Alcañiz Mariano L, Olmos-Raya Elena, Abad Luis
Instituto de Investigación e Innovación en Bioingeniería (i3), Universidad Politécnica de Valencia, España. E-mail:
Instituto de Investigación e Innovación en Bioingeniería (i3), Universidad Politécnica de Valencia, España.
Medicina (B Aires). 2019;79(Suppl 1):77-81.

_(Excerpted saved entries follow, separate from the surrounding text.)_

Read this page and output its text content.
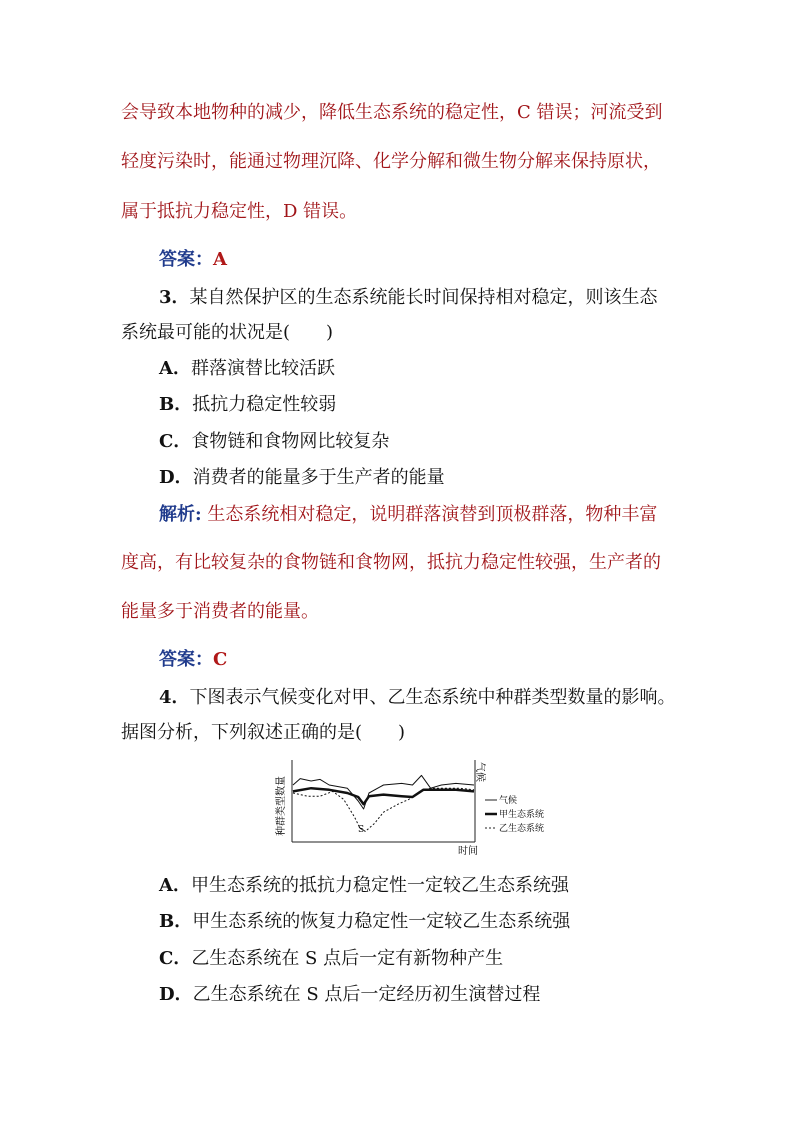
会导致本地物种的减少，降低生态系统的稳定性，C 错误；河流受到
轻度污染时，能通过物理沉降、化学分解和微生物分解来保持原状，
属于抵抗力稳定性，D 错误。
答案：A
3．某自然保护区的生态系统能长时间保持相对稳定，则该生态
系统最可能的状况是(　　)
A．群落演替比较活跃
B．抵抗力稳定性较弱
C．食物链和食物网比较复杂
D．消费者的能量多于生产者的能量
解析: 生态系统相对稳定，说明群落演替到顶极群落，物种丰富
度高，有比较复杂的食物链和食物网，抵抗力稳定性较强，生产者的
能量多于消费者的能量。
答案：C
4．下图表示气候变化对甲、乙生态系统中种群类型数量的影响。
据图分析，下列叙述正确的是(　　)
种群类型数量
气候
时间
S
气候
甲生态系统
乙生态系统
A．甲生态系统的抵抗力稳定性一定较乙生态系统强
B．甲生态系统的恢复力稳定性一定较乙生态系统强
C．乙生态系统在 S 点后一定有新物种产生
D．乙生态系统在 S 点后一定经历初生演替过程
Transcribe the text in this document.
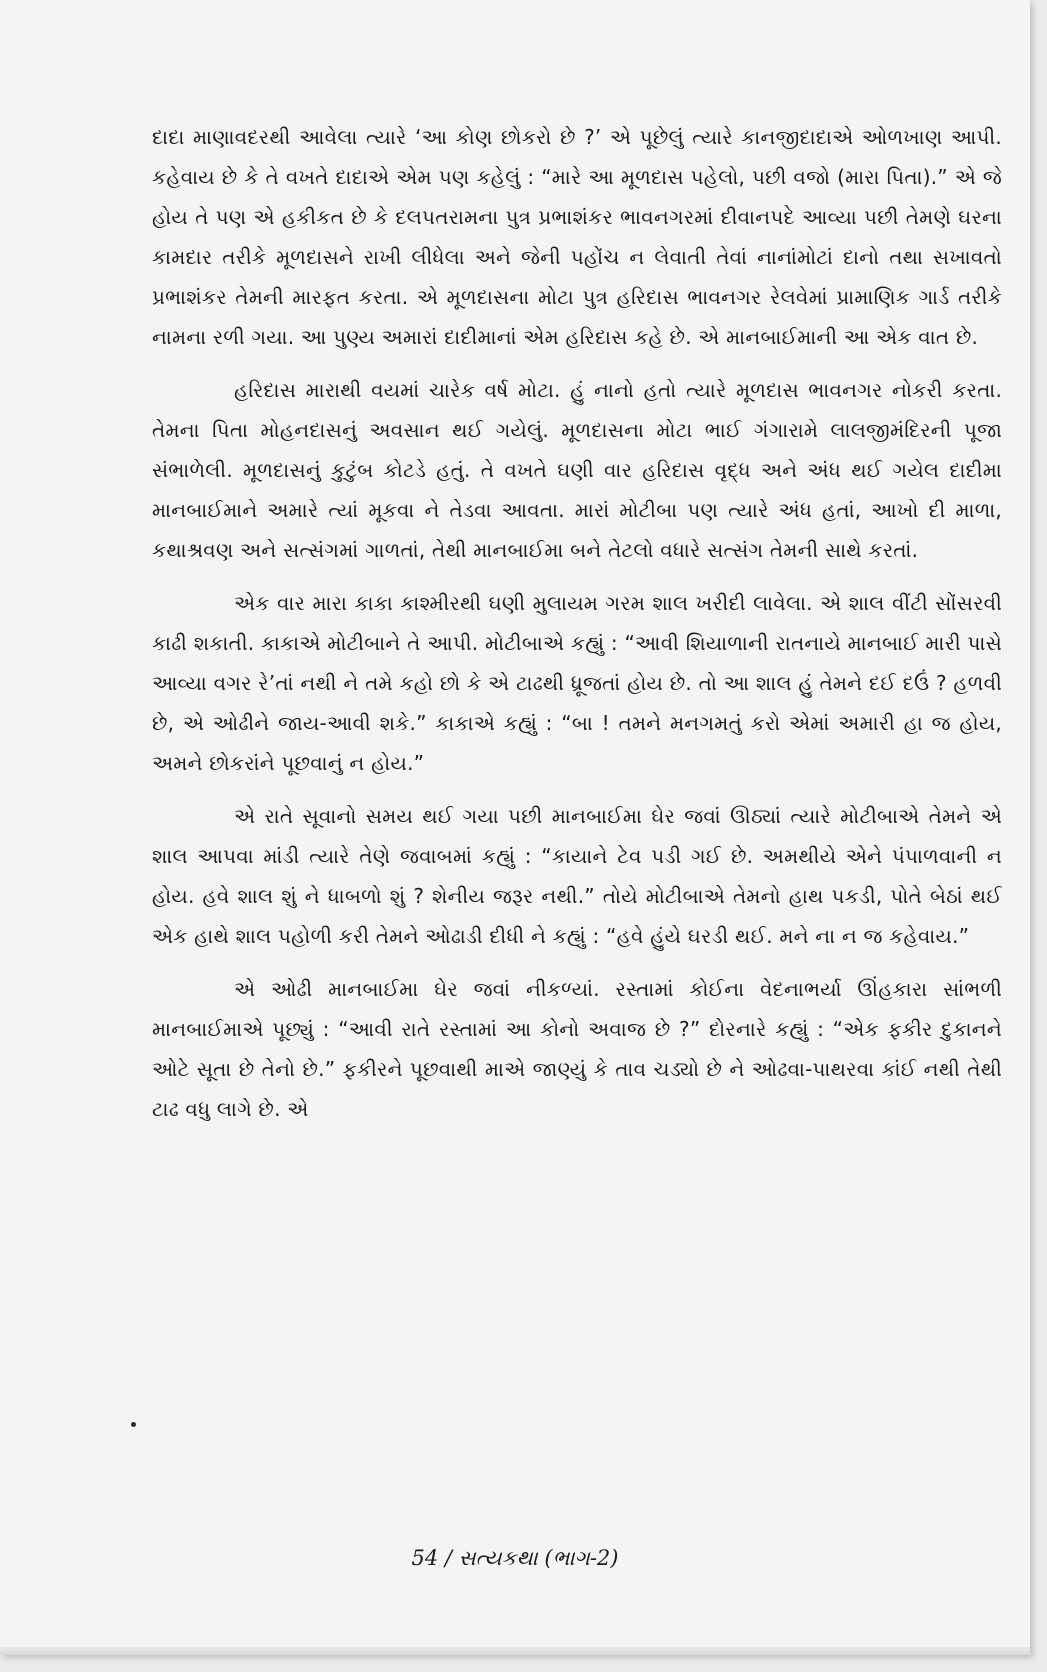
દાદા માણાવદરથી આવેલા ત્યારે ‘આ કોણ છોકરો છે ?’ એ પૂછેલું ત્યારે કાનજીદાદાએ ઓળખાણ આપી. કહેવાય છે કે તે વખતે દાદાએ એમ પણ કહેલું : “મારે આ મૂળદાસ પહેલો, પછી વજો (મારા પિતા).” એ જે હોય તે પણ એ હકીકત છે કે દલપતરામના પુત્ર પ્રભાશંકર ભાવનગરમાં દીવાનપદે આવ્યા પછી તેમણે ઘરના કામદાર તરીકે મૂળદાસને રાખી લીધેલા અને જેની પહોંચ ન લેવાતી તેવાં નાનાંમોટાં દાનો તથા સખાવતો પ્રભાશંકર તેમની મારફત કરતા. એ મૂળદાસના મોટા પુત્ર હરિદાસ ભાવનગર રેલવેમાં પ્રામાણિક ગાર્ડ તરીકે નામના રળી ગયા. આ પુણ્ય અમારાં દાદીમાનાં એમ હરિદાસ કહે છે. એ માનબાઈમાની આ એક વાત છે.

હરિદાસ મારાથી વયમાં ચારેક વર્ષ મોટા. હું નાનો હતો ત્યારે મૂળદાસ ભાવનગર નોકરી કરતા. તેમના પિતા મોહનદાસનું અવસાન થઈ ગયેલું. મૂળદાસના મોટા ભાઈ ગંગારામે લાલજીમંદિરની પૂજા સંભાળેલી. મૂળદાસનું કુટુંબ કોટડે હતું. તે વખતે ઘણી વાર હરિદાસ વૃદ્ધ અને અંધ થઈ ગયેલ દાદીમા માનબાઈમાને અમારે ત્યાં મૂકવા ને તેડવા આવતા. મારાં મોટીબા પણ ત્યારે અંધ હતાં, આખો દી માળા, કથાશ્રવણ અને સત્સંગમાં ગાળતાં, તેથી માનબાઈમા બને તેટલો વધારે સત્સંગ તેમની સાથે કરતાં.

એક વાર મારા કાકા કાશ્મીરથી ઘણી મુલાયમ ગરમ શાલ ખરીદી લાવેલા. એ શાલ વીંટી સોંસરવી કાઢી શકાતી. કાકાએ મોટીબાને તે આપી. મોટીબાએ કહ્યું : “આવી શિયાળાની રાતનાયે માનબાઈ મારી પાસે આવ્યા વગર રે’તાં નથી ને તમે કહો છો કે એ ટાઢથી ધ્રૂજતાં હોય છે. તો આ શાલ હું તેમને દઈ દઉં ? હળવી છે, એ ઓઢીને જાય-આવી શકે.” કાકાએ કહ્યું : “બા ! તમને મનગમતું કરો એમાં અમારી હા જ હોય, અમને છોકરાંને પૂછવાનું ન હોય.”

એ રાતે સૂવાનો સમય થઈ ગયા પછી માનબાઈમા ઘેર જવાં ઊઠ્યાં ત્યારે મોટીબાએ તેમને એ શાલ આપવા માંડી ત્યારે તેણે જવાબમાં કહ્યું : “કાયાને ટેવ પડી ગઈ છે. અમથીયે એને પંપાળવાની ન હોય. હવે શાલ શું ને ધાબળો શું ? શેનીય જરૂર નથી.” તોયે મોટીબાએ તેમનો હાથ પકડી, પોતે બેઠાં થઈ એક હાથે શાલ પહોળી કરી તેમને ઓઢાડી દીધી ને કહ્યું : “હવે હુંયે ઘરડી થઈ. મને ના ન જ કહેવાય.”

એ ઓઢી માનબાઈમા ઘેર જવાં નીકળ્યાં. રસ્તામાં કોઈના વેદનાભર્યા ઊંહકારા સાંભળી માનબાઈમાએ પૂછ્યું : “આવી રાતે રસ્તામાં આ કોનો અવાજ છે ?” દોરનારે કહ્યું : “એક ફકીર દુકાનને ઓટે સૂતા છે તેનો છે.” ફકીરને પૂછવાથી માએ જાણ્યું કે તાવ ચડ્યો છે ને ઓઢવા-પાથરવા કાંઈ નથી તેથી ટાઢ વધુ લાગે છે. એ

54 / સત્યકથા (ભાગ-2)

To date, the diagnostic tools for autism spectrum disorder (ASD) have been mostly based on qualitative criteria from observational information in contexts with low ecological validity. We are witnessing a growing scientific activity that proposes the use of implicit measures for the evaluation and diagnosis of ASD. These measures are based on processes of a biological and unconscious nature, underlying the capacity of human cognition, and are obtained through the acquisition and treatment of brain, physiological and behavioral responses in order to obtain the behavioral structure of the ASD patient facing a stimulus. The complex relationship between physiological responses and the behavioral structure of the ASD patient requires the use of advanced techniques of signal processing based on cognitive computation. Artificial intelligence (AI) techniques, such as machine learning and neurocomputing applied to the analysis of psychophysiological signals, have demonstrated their robustness for the classification of complex cognitive constructs. Virtual reality (VR) is a tool that allows recreating real-life situations with high sensory fidelity, but at the same time individually controlling each of the situations and stimuli that influence human behavior. It also allows the measurement in real time of human reactions to such stimuli. This document analyzes the latest scientific and technological advances relevant to its applications in the diagnosis of ASD. We conclude that VR is a very valuable tool for ASD research, especially for the evaluation and diagnosis of complex skills and competencies.
迄今为止,自闭症谱系障碍(ASD)的诊断工具大多基于低生态效度背景下观察信息的定性标准。我们正在见证一场日益活跃的科学活动,该活动提议使用内隐测量方法来评估和诊断ASD。这些测量方法基于具有生物学和无意识性质的过程,这些过程是人类认知能力的基础,并且是通过获取和处理大脑、生理及行为反应来获得ASD患者面对刺激时的行为结构。ASD患者生理反应与行为结构之间的复杂关系需要使用基于认知计算的先进信号处理技术。人工智能(AI)技术,如应用于心理生理信号分析的机器学习和神经计算,已证明其在复杂认知结构分类方面的稳健性。虚拟现实(VR)是一种工具,它能够以高感官保真度重现现实生活场景,但同时又能单独控制影响人类行为的每种情况和刺激。它还允许实时测量人类对这些刺激的反应。本文分析了与VR在ASD诊断中的应用相关的最新科技进展。我们得出结论,VR是ASD研究中非常有价值的工具,尤其对于复杂技能和能力的评估与诊断。